People are capable of amazing things, no matter their age. Case in point: six older adults were recently honored as New England UnitedHealthcare Champions™ for their incredible efforts to serve their communities.
Whether it’s helping their neighbors get the care they need or helping run a local food pantry, the work and impact of these Champions will continue for years to come. To recognize their extraordinary achievements, UnitedHealthcare made donations to local charities in each of their names and honored each of them at a recent event in Boston.
“Too often we as a society think of retirement age as the end game. I think of it as the beginning of something new – new opportunities to contribute to our neighbors and communities, friendships, growing families and grandchildren, and much more,” said Mary Snyder, CEO, UnitedHealthcare Medicare & Retirement of New England. “At UnitedHealthcare, we launched our new Champions program to start to shift that perception, and we couldn’t be more honored to celebrate our six Champions.”
Here are their stories:
Gayle Hays (Bailey Island, Maine): As the COVID-19 vaccines first became available in Maine, Gayle volunteered to administer the vaccine to those who were eligible at a location sponsored by Mid-Coast Hospital, where she had worked for more than 20 years. Gayle became concerned that many older adults in the community could not access computers or had limited technology skills and would have difficulty registering for the vaccine at the correct location. She immediately launched an effort to provide information to community members on how to sign up for the vaccine and where to get them. Thanks to Gayle's efforts, and the program she created, numerous members of her community received their first COVID-19 vaccination.
“It is an honor to be a UnitedHealthcare Champion knowing that as an older adult, I am still a productive member of our society and still have the capability, as many older people do, to volunteer in arenas to support others,” said Gayle Hays. “Helping others to stay active and engaged to maintain body and mind as well as combat isolation that can lead to health issues is one of my passions.”
Patricia Vampatella (New Gloucester, Maine): Patricia is a strong advocate for older adults. Since resuming board chair duties at SeniorsPlus, she has completely reorganized and rewritten the board manual, overseen the strategic planning process, rebuilt the board recruitment process and instituted board education and enrichment as a key activity at each board meeting. She is enthusiastic and generous in her work as an ambassador for SeniorsPlus and its programs.
Mary Ellen Davis Rock (Jaffrey, New Hampshire): Mary Ellen was a social worker for many years prior to her retirement. And for the past five years, Mary Ellen has devoted her time to help run the Saint Joseph Hospital Employee Food Pantry. The pantry is unique as it is an organizational program designed to help 1,500+ employees, volunteers and Saint Joseph School of Nursing students. Mary Ellen works to make sure each person who walks through the door feels like they are family. Her warm and loving spirit is evident to every person she meets.
Dianne Davis (Hamden, Connecticut): After retiring from the Yale Adler Geriatric Assessment Center where she served as geriatric case manager, Dianne's work in the field continues. She is committed to outreach in diverse populations about the signs of Alzheimer's and the resources available. She focuses on sharing the Alzheimer's Association’s “10 ways to love your brain,” in the hopes of improving the health of everyone she meets, including those in underserved communities. At least once a week she visits churches, community and senior centers to provide education about diet, exercise and the importance of diversity in clinical trials.

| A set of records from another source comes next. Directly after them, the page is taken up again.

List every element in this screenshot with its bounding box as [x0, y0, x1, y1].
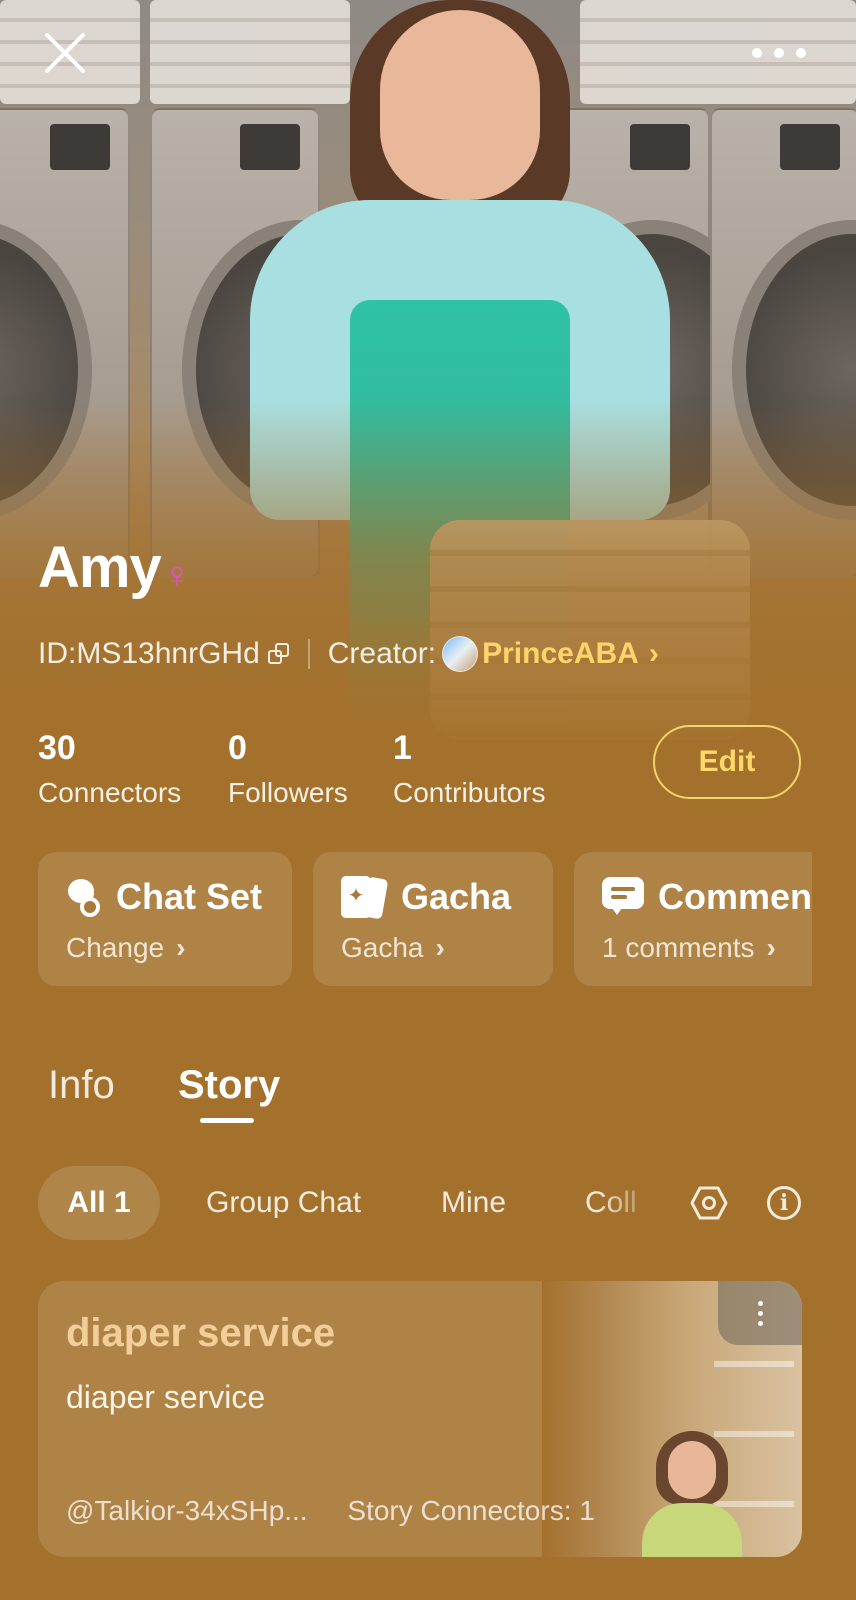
chat-set-card[interactable]: Chat Set Change ›: [38, 852, 292, 986]
stat-contributors[interactable]: 1 Contributors: [393, 728, 546, 810]
stat-label: Contributors: [393, 777, 546, 808]
gacha-icon: ✦: [341, 874, 389, 920]
stat-label: Connectors: [38, 777, 182, 808]
profile-meta-row: ID:MS13hnrGHd Creator: PrinceABA ›: [38, 632, 659, 676]
copy-icon[interactable]: [267, 643, 290, 665]
close-button[interactable]: [40, 28, 90, 78]
card-title: Gacha: [401, 876, 512, 917]
creator-avatar[interactable]: [442, 636, 479, 672]
feature-cards-row: Chat Set Change › ✦ Gacha Gacha › Commen 1…: [38, 852, 812, 990]
story-footer: @Talkior-34xSHp... Story Connectors: 1: [66, 1495, 595, 1527]
active-tab-indicator: [200, 1118, 254, 1123]
filter-group-chat[interactable]: Group Chat: [206, 1166, 361, 1240]
card-title: Chat Set: [116, 876, 263, 917]
chevron-right-icon: ›: [435, 932, 445, 963]
card-title: Commen: [658, 876, 812, 917]
hexagon-settings-icon[interactable]: [690, 1184, 728, 1222]
story-more-button[interactable]: [718, 1281, 802, 1345]
tab-info[interactable]: Info: [48, 1060, 115, 1110]
female-gender-icon: ♀: [162, 555, 192, 597]
character-name: Amy: [38, 535, 162, 600]
stat-value: 30: [38, 729, 76, 767]
comments-card[interactable]: Commen 1 comments ›: [574, 852, 812, 986]
stat-value: 1: [393, 729, 412, 767]
card-subtitle: 1 comments ›: [602, 932, 776, 963]
story-title: diaper service: [66, 1311, 336, 1355]
tab-story[interactable]: Story: [178, 1060, 280, 1110]
gacha-card[interactable]: ✦ Gacha Gacha ›: [313, 852, 553, 986]
filter-mine[interactable]: Mine: [441, 1166, 506, 1240]
chevron-right-icon: ›: [176, 932, 186, 963]
chevron-right-icon: ›: [766, 932, 776, 963]
character-id: ID:MS13hnrGHd: [38, 637, 260, 670]
chevron-right-icon[interactable]: ›: [649, 637, 659, 671]
stat-label: Followers: [228, 777, 348, 808]
profile-name-row: Amy ♀: [38, 536, 191, 600]
creator-label: Creator:: [327, 637, 437, 670]
card-subtitle: Change ›: [66, 932, 186, 963]
edit-button[interactable]: Edit: [653, 725, 801, 799]
stat-connectors[interactable]: 30 Connectors: [38, 728, 181, 810]
story-card[interactable]: diaper service diaper service @Talkior-3…: [38, 1281, 802, 1557]
chat-set-icon: [66, 877, 102, 917]
stat-value: 0: [228, 729, 247, 767]
filter-all[interactable]: All 1: [38, 1166, 160, 1240]
comment-icon: [602, 877, 644, 917]
creator-link[interactable]: PrinceABA: [482, 637, 639, 671]
divider: [307, 639, 310, 669]
more-options-button[interactable]: [752, 36, 812, 70]
story-author: @Talkior-34xSHp...: [66, 1495, 308, 1526]
story-description: diaper service: [66, 1379, 266, 1415]
close-icon: [45, 33, 85, 73]
card-subtitle: Gacha ›: [341, 932, 445, 963]
stat-followers[interactable]: 0 Followers: [228, 728, 348, 810]
story-connectors: Story Connectors: 1: [347, 1495, 595, 1526]
story-filter-bar: All 1 Group Chat Mine Coll: [38, 1166, 658, 1240]
info-icon[interactable]: i: [767, 1186, 801, 1220]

Cy O’Neill (Pawtucket, Rhode Island): Cy skillfully and tirelessly led the development of the first Village in Rhode Island (the Providence Village) — a community of mutual support to fundamentally enhance and change the experience of growing older. The Village includes members and volunteers, who help one another with things like rides to appointments, household chores, snow removal and more. Cy continues to collaborate with others to start additional Villages within Rhode Island.

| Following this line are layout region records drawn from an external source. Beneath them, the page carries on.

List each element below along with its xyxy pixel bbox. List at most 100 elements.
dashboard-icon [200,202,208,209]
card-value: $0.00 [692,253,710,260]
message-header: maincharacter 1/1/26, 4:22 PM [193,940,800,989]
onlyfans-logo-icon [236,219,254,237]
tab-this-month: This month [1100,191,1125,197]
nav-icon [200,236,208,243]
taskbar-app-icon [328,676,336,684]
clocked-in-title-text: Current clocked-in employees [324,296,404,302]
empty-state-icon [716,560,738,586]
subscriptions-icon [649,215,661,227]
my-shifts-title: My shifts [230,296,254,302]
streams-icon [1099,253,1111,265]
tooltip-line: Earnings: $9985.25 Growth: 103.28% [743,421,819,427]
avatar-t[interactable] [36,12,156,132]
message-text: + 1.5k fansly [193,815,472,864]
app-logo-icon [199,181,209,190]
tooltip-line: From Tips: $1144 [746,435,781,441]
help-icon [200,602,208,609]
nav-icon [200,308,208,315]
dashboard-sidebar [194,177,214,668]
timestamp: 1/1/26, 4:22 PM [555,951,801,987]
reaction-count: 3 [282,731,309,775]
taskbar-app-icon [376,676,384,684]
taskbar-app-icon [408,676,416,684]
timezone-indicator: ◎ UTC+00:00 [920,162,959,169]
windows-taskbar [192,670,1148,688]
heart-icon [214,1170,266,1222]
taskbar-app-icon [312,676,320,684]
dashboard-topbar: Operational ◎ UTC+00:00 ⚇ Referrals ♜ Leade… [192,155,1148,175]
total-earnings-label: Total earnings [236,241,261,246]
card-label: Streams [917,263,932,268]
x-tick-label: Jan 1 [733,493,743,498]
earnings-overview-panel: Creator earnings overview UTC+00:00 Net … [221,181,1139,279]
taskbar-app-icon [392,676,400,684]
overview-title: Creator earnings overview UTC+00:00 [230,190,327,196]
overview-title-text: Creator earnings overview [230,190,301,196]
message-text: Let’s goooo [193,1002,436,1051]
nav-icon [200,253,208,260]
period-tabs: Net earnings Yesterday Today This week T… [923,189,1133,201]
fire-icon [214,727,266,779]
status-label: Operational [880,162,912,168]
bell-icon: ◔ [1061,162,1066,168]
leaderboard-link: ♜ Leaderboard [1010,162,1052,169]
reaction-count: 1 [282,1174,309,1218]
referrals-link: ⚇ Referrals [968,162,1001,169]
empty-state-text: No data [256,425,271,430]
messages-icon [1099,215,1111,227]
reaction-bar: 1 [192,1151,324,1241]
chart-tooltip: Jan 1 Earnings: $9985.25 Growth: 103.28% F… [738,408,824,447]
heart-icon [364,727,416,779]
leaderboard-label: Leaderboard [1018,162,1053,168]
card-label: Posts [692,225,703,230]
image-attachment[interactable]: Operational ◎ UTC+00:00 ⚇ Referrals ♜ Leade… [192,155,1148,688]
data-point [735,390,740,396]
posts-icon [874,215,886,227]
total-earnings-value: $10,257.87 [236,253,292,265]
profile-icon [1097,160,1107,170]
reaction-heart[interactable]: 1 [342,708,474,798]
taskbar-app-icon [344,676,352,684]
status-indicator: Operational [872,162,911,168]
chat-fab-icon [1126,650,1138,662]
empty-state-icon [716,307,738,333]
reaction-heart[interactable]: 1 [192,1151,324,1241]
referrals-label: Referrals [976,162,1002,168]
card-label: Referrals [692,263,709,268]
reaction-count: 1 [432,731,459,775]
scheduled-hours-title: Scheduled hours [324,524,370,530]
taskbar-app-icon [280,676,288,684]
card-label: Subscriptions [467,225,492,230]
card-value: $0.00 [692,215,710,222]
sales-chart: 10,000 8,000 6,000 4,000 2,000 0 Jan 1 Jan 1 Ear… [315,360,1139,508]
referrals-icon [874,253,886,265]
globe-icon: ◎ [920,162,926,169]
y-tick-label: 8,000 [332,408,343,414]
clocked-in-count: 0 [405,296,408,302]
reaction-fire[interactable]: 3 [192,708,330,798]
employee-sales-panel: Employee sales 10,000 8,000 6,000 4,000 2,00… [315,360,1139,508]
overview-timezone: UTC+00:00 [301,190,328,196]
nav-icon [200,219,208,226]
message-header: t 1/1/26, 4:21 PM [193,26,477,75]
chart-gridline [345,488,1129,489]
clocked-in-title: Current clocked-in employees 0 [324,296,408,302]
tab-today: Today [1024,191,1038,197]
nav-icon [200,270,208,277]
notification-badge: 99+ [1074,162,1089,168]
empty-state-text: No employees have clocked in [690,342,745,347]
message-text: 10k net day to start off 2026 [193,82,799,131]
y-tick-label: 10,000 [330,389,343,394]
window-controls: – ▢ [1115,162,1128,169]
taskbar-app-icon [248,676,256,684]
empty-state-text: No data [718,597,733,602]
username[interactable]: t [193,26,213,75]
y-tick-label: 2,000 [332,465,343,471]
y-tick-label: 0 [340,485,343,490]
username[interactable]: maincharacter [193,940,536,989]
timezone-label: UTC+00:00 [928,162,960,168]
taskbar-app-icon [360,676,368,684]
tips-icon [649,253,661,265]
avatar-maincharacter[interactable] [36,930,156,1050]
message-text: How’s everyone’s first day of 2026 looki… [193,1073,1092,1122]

Paul Willenbrock (Beverly, Massachusetts): Inspired by his daughter, who has intellectual disabilities and autism, Paul helped pass monumental legislation to prevent abuse of those with intellectual and developmental disabilities through his dedicated advocacy at the Massachusetts State House. He provided testimony and walked the halls of the State House speaking about the need to protect individuals who cannot protect themselves. Paul worked with his state senator and representative to cultivate champions who, in turn, helped make sure this bill became law.

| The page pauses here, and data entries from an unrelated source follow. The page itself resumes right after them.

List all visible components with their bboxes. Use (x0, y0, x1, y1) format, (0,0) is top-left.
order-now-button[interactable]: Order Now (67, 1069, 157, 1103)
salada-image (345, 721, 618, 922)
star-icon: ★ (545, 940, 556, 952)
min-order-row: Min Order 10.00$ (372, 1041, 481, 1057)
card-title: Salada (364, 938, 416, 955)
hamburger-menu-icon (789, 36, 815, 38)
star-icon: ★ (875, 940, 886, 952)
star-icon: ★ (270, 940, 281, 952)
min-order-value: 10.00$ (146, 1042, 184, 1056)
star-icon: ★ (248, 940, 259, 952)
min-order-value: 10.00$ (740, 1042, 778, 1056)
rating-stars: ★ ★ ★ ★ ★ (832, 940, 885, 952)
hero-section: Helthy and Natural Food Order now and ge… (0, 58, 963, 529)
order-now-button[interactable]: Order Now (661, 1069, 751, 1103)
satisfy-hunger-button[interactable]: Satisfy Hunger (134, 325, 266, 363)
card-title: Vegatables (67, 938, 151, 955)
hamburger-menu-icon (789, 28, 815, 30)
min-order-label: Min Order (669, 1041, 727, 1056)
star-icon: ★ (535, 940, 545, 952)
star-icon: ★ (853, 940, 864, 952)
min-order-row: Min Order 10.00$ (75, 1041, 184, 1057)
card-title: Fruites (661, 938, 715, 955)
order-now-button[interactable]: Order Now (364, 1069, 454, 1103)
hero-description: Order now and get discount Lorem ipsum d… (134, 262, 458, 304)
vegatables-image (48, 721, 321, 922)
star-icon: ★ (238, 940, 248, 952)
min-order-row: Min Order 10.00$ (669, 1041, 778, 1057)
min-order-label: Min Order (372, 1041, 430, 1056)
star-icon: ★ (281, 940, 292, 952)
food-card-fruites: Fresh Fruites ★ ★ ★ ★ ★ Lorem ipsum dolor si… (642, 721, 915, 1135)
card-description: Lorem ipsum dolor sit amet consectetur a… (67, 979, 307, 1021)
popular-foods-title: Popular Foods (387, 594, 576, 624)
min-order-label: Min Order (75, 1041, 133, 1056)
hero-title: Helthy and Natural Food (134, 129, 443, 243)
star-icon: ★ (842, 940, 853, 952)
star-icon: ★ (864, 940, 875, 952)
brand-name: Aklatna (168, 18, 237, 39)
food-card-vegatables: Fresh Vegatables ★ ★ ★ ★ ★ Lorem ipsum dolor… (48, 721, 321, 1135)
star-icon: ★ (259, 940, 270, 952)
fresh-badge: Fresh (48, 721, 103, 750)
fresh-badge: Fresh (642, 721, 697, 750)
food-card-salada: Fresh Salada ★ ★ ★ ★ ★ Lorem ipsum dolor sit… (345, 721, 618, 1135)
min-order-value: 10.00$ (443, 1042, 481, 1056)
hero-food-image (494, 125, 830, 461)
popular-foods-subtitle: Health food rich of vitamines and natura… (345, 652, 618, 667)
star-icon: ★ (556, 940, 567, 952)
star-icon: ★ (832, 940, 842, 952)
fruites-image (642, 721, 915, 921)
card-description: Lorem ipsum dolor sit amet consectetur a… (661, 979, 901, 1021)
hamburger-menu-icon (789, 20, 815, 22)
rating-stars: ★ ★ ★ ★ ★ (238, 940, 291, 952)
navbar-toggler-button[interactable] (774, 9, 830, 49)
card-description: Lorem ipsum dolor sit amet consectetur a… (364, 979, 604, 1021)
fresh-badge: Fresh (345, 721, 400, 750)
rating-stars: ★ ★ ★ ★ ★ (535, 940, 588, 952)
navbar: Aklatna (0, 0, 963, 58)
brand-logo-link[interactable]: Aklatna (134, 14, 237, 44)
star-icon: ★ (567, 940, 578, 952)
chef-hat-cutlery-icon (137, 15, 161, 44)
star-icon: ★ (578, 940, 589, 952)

“It was wonderful being recognized by UnitedHealthcare as a Champion for the work I am doing during my years as a senior citizen that benefits the community,” said Paul Willenbrock. “My volunteer activity focuses on advocating for laws and services which increase safety and enjoyment of life for people living with a developmental disability.”
Nominees were not required to be UnitedHealthcare members. The event itself took place at Gillette Stadium where the Champions were honored by the Selection Committee, which included Heisman Trophy winner and former NFL star Doug Flutie and AARP Foundation President Lisa Marsh-Ryerson.